Bas Bosschert is a technical consultant with over a decade of experience working with Linux and Unix. He explained that since WhatsApp backs up chat history on your smartphone's SD card, it could be easy for an app to trick a user into allowing access to their entire message database. All that needs to be done is for an app to request (and be granted) access to your smartphone's SD card. This is not an uncommon request, and although Android apps list the permissions required before you install, much as with T&C agreements before Windows or Mac installs, not many read them.
Although WhatsApp's latest releases are encrypting its chat database, Bosschert also said that he was able to easily decrypt it with a simple Python script.
Admittedly, these "holes" are not holes, per se, in WhatsApp, but rather the way Android works. It's part of the openness of Android that is both its strength and weakness. As a comparison, iOS doesn’t allow access to data from outside of an app’s own sandbox.
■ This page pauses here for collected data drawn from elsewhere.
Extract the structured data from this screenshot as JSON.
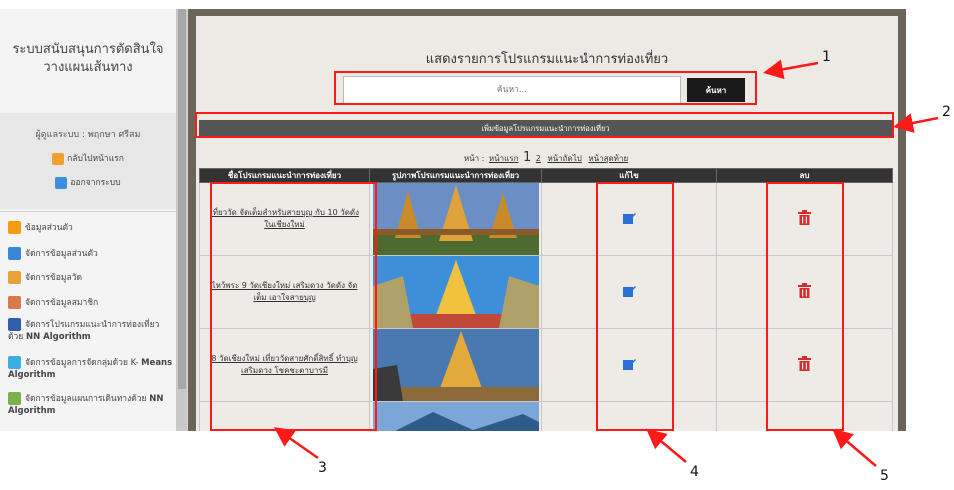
{
  "sidebar": {
    "app_title_line1": "ระบบสนับสนุนการตัดสินใจ",
    "app_title_line2": "วางแผนเส้นทาง",
    "user_label": "ผู้ดูแลระบบ : พฤกษา ศรีสม",
    "home_link": "กลับไปหน้าแรก",
    "logout_link": "ออกจากระบบ",
    "menu": [
      {
        "label": "ข้อมูลส่วนตัว",
        "icon": "profile-icon"
      },
      {
        "label": "จัดการข้อมูลส่วนตัว",
        "icon": "edit-profile-icon"
      },
      {
        "label": "จัดการข้อมูลวัด",
        "icon": "temple-icon"
      },
      {
        "label": "จัดการข้อมูลสมาชิก",
        "icon": "members-icon"
      },
      {
        "label": "จัดการโปรแกรมแนะนำการท่องเที่ยวด้วย",
        "label_bold": "NN Algorithm",
        "icon": "program-icon"
      },
      {
        "label": "จัดการข้อมูลการจัดกลุ่มด้วย K-",
        "label_bold": "Means Algorithm",
        "icon": "cluster-icon"
      },
      {
        "label": "จัดการข้อมูลแผนการเดินทางด้วย",
        "label_bold": "NN Algorithm",
        "icon": "route-plan-icon"
      }
    ]
  },
  "main": {
    "title": "แสดงรายการโปรแกรมแนะนำการท่องเที่ยว",
    "search": {
      "placeholder": "ค้นหา...",
      "button": "ค้นหา"
    },
    "add_button": "เพิ่มข้อมูลโปรแกรมแนะนำการท่องเที่ยว",
    "pagination": {
      "prefix": "หน้า :",
      "first": "หน้าแรก",
      "current": "1",
      "page2": "2",
      "next": "หน้าถัดไป",
      "last": "หน้าสุดท้าย"
    },
    "table": {
      "headers": [
        "ชื่อโปรแกรมแนะนำการท่องเที่ยว",
        "รูปภาพโปรแกรมแนะนำการท่องเที่ยว",
        "แก้ไข",
        "ลบ"
      ],
      "rows": [
        {
          "name": "เที่ยววัด จัดเต็มสำหรับสายบุญ กับ 10 วัดดังในเชียงใหม่"
        },
        {
          "name": "ไหว้พระ 9 วัดเชียงใหม่ เสริมดวง วัดดัง จัดเต็ม เอาใจสายบุญ"
        },
        {
          "name": "8 วัดเชียงใหม่ เที่ยววัดสายศักดิ์สิทธิ์ ทำบุญ เสริมดวง โชคชะตาบารมี"
        },
        {
          "name": ""
        }
      ]
    }
  },
  "annotations": [
    "1",
    "2",
    "3",
    "4",
    "5"
  ],
  "colors": {
    "annotation": "#ff1a1a",
    "header_bg": "#333333",
    "add_bar": "#555555",
    "edit_icon": "#2a6fd6",
    "delete_icon": "#d92b2b"
  }
}
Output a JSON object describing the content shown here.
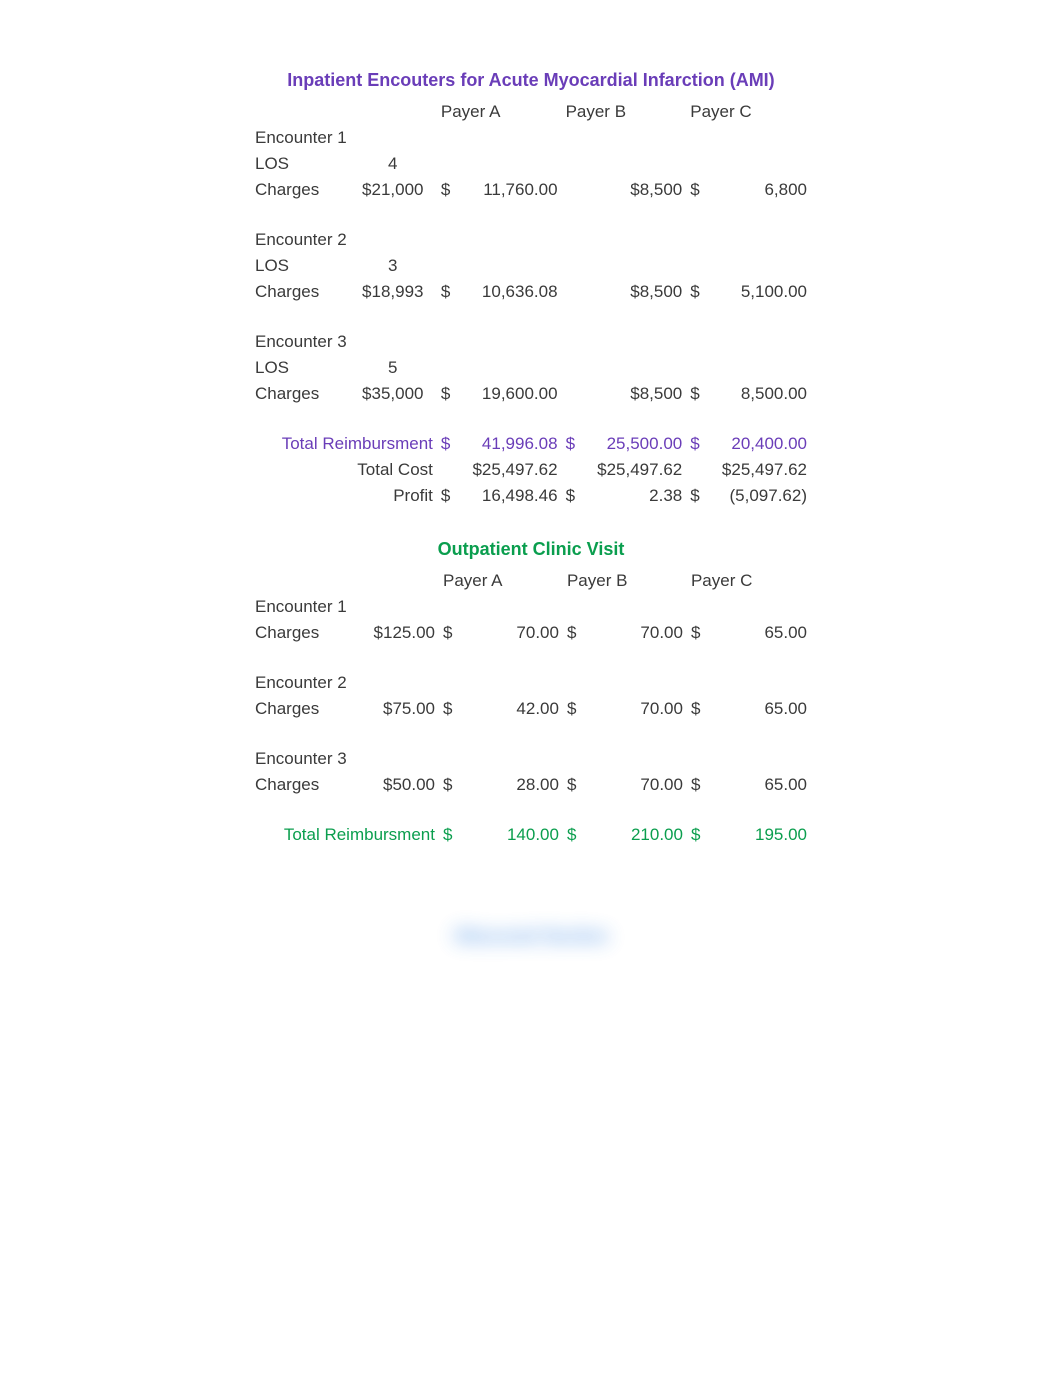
{
  "labels": {
    "payerA": "Payer A",
    "payerB": "Payer B",
    "payerC": "Payer C",
    "los": "LOS",
    "charges": "Charges",
    "enc1": "Encounter 1",
    "enc2": "Encounter 2",
    "enc3": "Encounter 3",
    "totalReimb": "Total Reimbursment",
    "totalCost": "Total Cost",
    "profit": "Profit",
    "dollar": "$"
  },
  "inpatient": {
    "title": "Inpatient Encouters for Acute Myocardial Infarction (AMI)",
    "encounters": [
      {
        "name": "Encounter 1",
        "los": "4",
        "charges": "$21,000",
        "payerA": "11,760.00",
        "payerB": "$8,500",
        "payerC": "6,800"
      },
      {
        "name": "Encounter 2",
        "los": "3",
        "charges": "$18,993",
        "payerA": "10,636.08",
        "payerB": "$8,500",
        "payerC": "5,100.00"
      },
      {
        "name": "Encounter 3",
        "los": "5",
        "charges": "$35,000",
        "payerA": "19,600.00",
        "payerB": "$8,500",
        "payerC": "8,500.00"
      }
    ],
    "summary": {
      "totalReimb": {
        "payerA": "41,996.08",
        "payerB": "25,500.00",
        "payerC": "20,400.00"
      },
      "totalCost": {
        "payerA": "$25,497.62",
        "payerB": "$25,497.62",
        "payerC": "$25,497.62"
      },
      "profit": {
        "payerA": "16,498.46",
        "payerB": "2.38",
        "payerC": "(5,097.62)"
      }
    }
  },
  "outpatient": {
    "title": "Outpatient Clinic Visit",
    "encounters": [
      {
        "name": "Encounter 1",
        "charges": "$125.00",
        "payerA": "70.00",
        "payerB": "70.00",
        "payerC": "65.00"
      },
      {
        "name": "Encounter 2",
        "charges": "$75.00",
        "payerA": "42.00",
        "payerB": "70.00",
        "payerC": "65.00"
      },
      {
        "name": "Encounter 3",
        "charges": "$50.00",
        "payerA": "28.00",
        "payerB": "70.00",
        "payerC": "65.00"
      }
    ],
    "summary": {
      "totalReimb": {
        "payerA": "140.00",
        "payerB": "210.00",
        "payerC": "195.00"
      }
    }
  },
  "blurred": {
    "title": "Obscured Section"
  }
}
That and the App Store review process means malicious apps can't delve data from another app. On the other hand, Android's openness does allow for additional flexibility in certain ways.
In addition, we'd expect that post-acquisition, Facebook will ratchet up the security around WhatsApp.
Of course, issues like this can be avoided, even in Android, by making sure you only install apps from highly regarded developers, and not questionable ones you may never have heard of.